I honestly have no idea what the next post will be or if it’ll even be about cooking. I just know that this is three down, 353 to go.
7 comments:
Jacab- Before I even continue I just have to ask you to read your opening paragraph. Please.
Didn't you make a resolution?
Blogger won't let me fix the typo in my previous comment. Fuck it.
I like it! Let's just call him Jacab from now on!
The rest of the post went well. I shall even put these tips to use. Just do a little proof-reading, for the love of Jacab.
Mickey, I think that's truly fantastic that you misspelled Jacob in the middle of scolding him for typos. Truly. Fantastic.
And I did read this whole post. It was rather interesting, plus helped me postpone making more cold calls for work. The egg tips were handy, though I still expect to stick mostly with scrambled and still plan to cook the hell out of them before plating. I do add milk, though, as Meaghan taught me.
Really the most valuable lesson here, in my humble opinion, is the proper way to spell out "ba dum dum tsshhh" which I did not previously know.
Yeah, just a tad bit of milk makes them fluffier. And by the way, I'm pulling the my-dad-was-a-chef card again to say that presentation counts for a big part of the food. That's why on the Food Network, they make things LOOK good. If you ever watch Iron Chef (which I'm sure you do), note the judges attention to presentation. Now look at your fried eggs... have to agree with Severo (see his post making fun of you) on this one! I'm sure they're tasty though.

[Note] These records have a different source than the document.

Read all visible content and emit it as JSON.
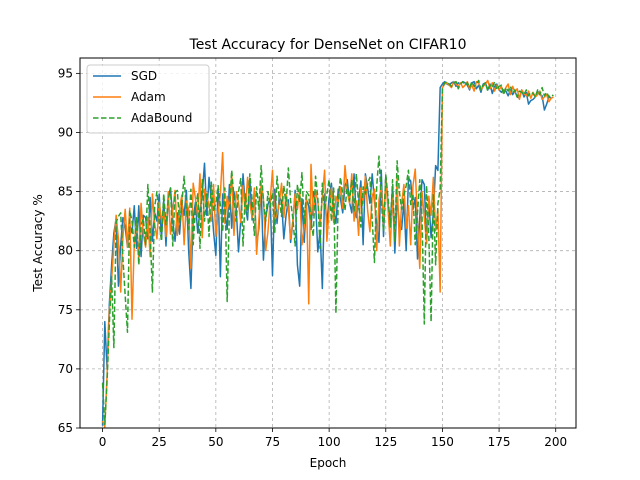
{
  "chart_data": {
    "type": "line",
    "title": "Test Accuracy for DenseNet on CIFAR10",
    "xlabel": "Epoch",
    "ylabel": "Test Accuracy %",
    "xlim": [
      -9.95,
      208.95
    ],
    "ylim": [
      65,
      96.3
    ],
    "xticks": [
      0,
      25,
      50,
      75,
      100,
      125,
      150,
      175,
      200
    ],
    "yticks": [
      65,
      70,
      75,
      80,
      85,
      90,
      95
    ],
    "grid": true,
    "legend_position": "top-left",
    "series": [
      {
        "name": "SGD",
        "color": "#1f77b4",
        "dash": "solid",
        "values": [
          65.2,
          74.0,
          70.0,
          75.5,
          78.8,
          81.5,
          82.7,
          77.0,
          80.5,
          82.8,
          82.0,
          80.3,
          82.2,
          81.5,
          83.8,
          80.2,
          83.8,
          79.5,
          83.0,
          82.8,
          81.0,
          84.5,
          80.8,
          83.2,
          82.5,
          84.8,
          81.0,
          84.3,
          80.4,
          84.6,
          85.3,
          82.5,
          80.8,
          83.2,
          81.4,
          84.0,
          83.0,
          85.1,
          80.0,
          76.8,
          82.7,
          84.1,
          81.5,
          83.5,
          84.8,
          87.4,
          83.0,
          86.2,
          84.3,
          81.6,
          79.6,
          85.3,
          77.8,
          84.8,
          83.3,
          81.8,
          85.6,
          81.9,
          85.0,
          83.6,
          79.9,
          82.6,
          86.5,
          83.8,
          82.6,
          86.1,
          82.6,
          84.8,
          80.5,
          81.9,
          85.3,
          79.2,
          82.8,
          83.9,
          84.5,
          77.9,
          85.2,
          82.3,
          84.6,
          84.2,
          81.0,
          83.0,
          84.3,
          80.7,
          82.4,
          85.1,
          78.8,
          77.0,
          84.4,
          80.7,
          84.3,
          83.8,
          81.8,
          85.0,
          84.2,
          79.9,
          81.7,
          76.8,
          84.8,
          82.2,
          84.5,
          85.7,
          83.5,
          82.3,
          85.2,
          84.4,
          83.2,
          85.5,
          86.0,
          84.1,
          83.2,
          86.5,
          82.8,
          84.1,
          85.9,
          80.5,
          86.5,
          85.3,
          84.0,
          86.5,
          84.2,
          82.2,
          80.7,
          86.8,
          81.2,
          86.3,
          84.0,
          82.4,
          85.4,
          79.8,
          84.6,
          82.0,
          81.8,
          84.2,
          80.0,
          86.1,
          85.9,
          83.5,
          84.5,
          79.3,
          82.8,
          86.0,
          85.6,
          80.6,
          84.3,
          81.1,
          83.2,
          87.2,
          86.8,
          93.8,
          94.1,
          94.3,
          94.1,
          94.0,
          94.2,
          94.3,
          93.9,
          94.2,
          94.1,
          94.3,
          94.2,
          94.0,
          93.6,
          94.2,
          94.3,
          93.7,
          94.0,
          93.4,
          94.1,
          94.2,
          93.6,
          94.1,
          93.3,
          93.9,
          94.1,
          93.6,
          93.4,
          93.6,
          93.5,
          93.1,
          93.6,
          93.2,
          93.5,
          93.0,
          92.9,
          93.6,
          93.0,
          93.4,
          92.4,
          92.7,
          92.8,
          93.0,
          93.5,
          93.2,
          93.1,
          91.9,
          92.4,
          93.0,
          92.9
        ]
      },
      {
        "name": "Adam",
        "color": "#ff7f0e",
        "dash": "solid",
        "values": [
          65.6,
          65.1,
          69.5,
          74.9,
          77.5,
          80.5,
          83.0,
          81.0,
          76.5,
          81.2,
          83.5,
          80.3,
          83.6,
          74.2,
          80.6,
          82.5,
          79.2,
          84.0,
          81.4,
          80.3,
          82.8,
          79.5,
          84.8,
          82.3,
          81.0,
          84.1,
          82.6,
          83.3,
          81.2,
          85.0,
          81.4,
          83.5,
          85.1,
          81.3,
          83.6,
          84.7,
          80.5,
          84.2,
          83.5,
          78.5,
          85.7,
          84.4,
          82.9,
          86.5,
          81.1,
          85.2,
          84.7,
          83.8,
          82.5,
          85.6,
          81.2,
          83.3,
          84.8,
          88.3,
          82.3,
          84.6,
          83.5,
          86.5,
          81.3,
          85.0,
          84.1,
          82.4,
          85.5,
          83.2,
          86.2,
          84.0,
          82.8,
          85.3,
          79.7,
          82.6,
          85.7,
          84.4,
          80.0,
          81.6,
          84.3,
          86.8,
          82.5,
          83.1,
          84.0,
          85.7,
          82.8,
          84.8,
          83.5,
          81.0,
          82.6,
          84.8,
          83.5,
          85.2,
          80.5,
          82.0,
          84.6,
          75.5,
          87.3,
          83.0,
          85.0,
          84.2,
          82.2,
          84.5,
          86.8,
          80.8,
          83.5,
          85.3,
          82.4,
          84.6,
          84.0,
          85.4,
          83.6,
          87.2,
          85.0,
          84.0,
          86.5,
          82.5,
          84.2,
          81.3,
          85.3,
          84.0,
          86.3,
          83.4,
          81.6,
          84.6,
          85.2,
          80.0,
          84.3,
          85.4,
          82.2,
          86.1,
          83.5,
          80.4,
          84.7,
          81.4,
          86.1,
          80.4,
          84.0,
          85.6,
          81.9,
          83.8,
          80.5,
          85.5,
          86.9,
          82.5,
          78.5,
          85.0,
          82.8,
          80.6,
          84.6,
          83.0,
          86.2,
          81.7,
          83.5,
          76.5,
          93.8,
          94.1,
          94.2,
          94.0,
          93.8,
          94.3,
          94.1,
          93.9,
          94.2,
          93.8,
          94.0,
          94.3,
          93.7,
          94.0,
          93.5,
          94.3,
          94.2,
          93.6,
          93.9,
          94.1,
          94.4,
          93.7,
          94.2,
          93.5,
          94.0,
          93.6,
          93.9,
          93.3,
          93.8,
          94.1,
          93.2,
          93.9,
          93.4,
          93.7,
          92.8,
          93.6,
          93.3,
          93.1,
          93.5,
          92.9,
          93.4,
          93.0,
          93.2,
          93.5,
          92.8,
          93.0,
          93.2,
          92.6,
          92.9,
          93.0
        ]
      },
      {
        "name": "AdaBound",
        "color": "#2ca02c",
        "dash": "dashed",
        "values": [
          68.8,
          65.3,
          69.0,
          73.8,
          77.8,
          71.8,
          82.4,
          82.9,
          83.2,
          79.3,
          76.2,
          73.1,
          83.4,
          82.5,
          80.3,
          82.8,
          78.8,
          82.2,
          82.7,
          80.5,
          85.6,
          81.6,
          76.5,
          83.7,
          85.0,
          82.5,
          80.8,
          84.8,
          82.2,
          84.3,
          85.3,
          80.4,
          84.9,
          85.1,
          82.3,
          84.0,
          86.3,
          83.4,
          81.8,
          85.2,
          80.5,
          83.6,
          84.8,
          80.2,
          86.0,
          82.5,
          84.9,
          81.2,
          85.8,
          83.3,
          84.0,
          85.5,
          83.8,
          81.6,
          85.3,
          75.7,
          83.4,
          86.8,
          84.5,
          82.5,
          85.0,
          86.1,
          80.4,
          84.8,
          83.0,
          86.5,
          84.3,
          81.3,
          85.4,
          83.5,
          87.2,
          84.2,
          82.5,
          85.0,
          83.7,
          84.9,
          81.5,
          86.3,
          84.4,
          82.9,
          85.5,
          83.8,
          87.0,
          84.2,
          82.7,
          80.4,
          85.6,
          84.1,
          86.6,
          82.3,
          85.0,
          84.7,
          82.6,
          81.2,
          86.3,
          84.5,
          80.2,
          85.7,
          83.4,
          84.8,
          86.0,
          82.5,
          85.3,
          74.7,
          84.4,
          86.2,
          84.8,
          83.4,
          85.6,
          84.2,
          86.0,
          83.3,
          86.5,
          84.0,
          82.0,
          85.4,
          84.8,
          85.7,
          86.2,
          82.7,
          79.0,
          85.5,
          88.0,
          84.3,
          81.6,
          86.4,
          84.5,
          82.0,
          86.0,
          80.8,
          87.6,
          85.0,
          83.5,
          84.7,
          85.5,
          86.8,
          83.9,
          84.8,
          80.5,
          83.2,
          86.0,
          82.8,
          73.8,
          85.5,
          81.2,
          74.0,
          84.8,
          78.8,
          84.0,
          85.2,
          93.8,
          94.2,
          94.3,
          94.1,
          93.9,
          94.2,
          94.3,
          93.7,
          94.1,
          94.3,
          94.0,
          94.2,
          93.8,
          94.3,
          93.9,
          94.1,
          94.4,
          93.6,
          94.0,
          94.2,
          93.5,
          94.0,
          93.8,
          94.3,
          93.6,
          93.9,
          94.0,
          93.2,
          93.8,
          93.5,
          93.9,
          93.3,
          93.6,
          93.0,
          93.5,
          93.4,
          93.2,
          93.6,
          93.1,
          93.4,
          93.3,
          93.0,
          93.6,
          93.2,
          93.8,
          93.1,
          93.4,
          93.0,
          93.2,
          93.1
        ]
      }
    ]
  }
}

Mickey, it's weird, my copy on my computer had that right and I copied and pasted it as one piece after actually reading over this one. I have no fucking idea how that sentence ended up truncated, although I will say adding photos in Blogger can be a pain in the ass. I'm going quit proof reading my stuff now because I obvious make it worse in trying to bother.
Meaghan, presentation at the personal level is pointless. If you're hosting or cooking professionally, it's another thing entirely. But if you're worrying about the look of your food over taste when it's just you or you and your husband eating it, then you should probably check the food for E. Coli (you're too anal, get it?)
Plus, if you ever try to photograph eggs with nothing else on the plate, you'll realize cooked eggs (other than boiled) are a lost cause. You could pull off sunny side up photogenically, but not any other preparation. That's why they only photograph fake eggs for TV and print. I could have prettied it up with some parsley and hash browns, but come on, I was illustrating a post about cooking eggs! I was trying more to add humor than be appetizing.
You guys are like the characters in Mean Girls and The Heathers with a few extra IQ points.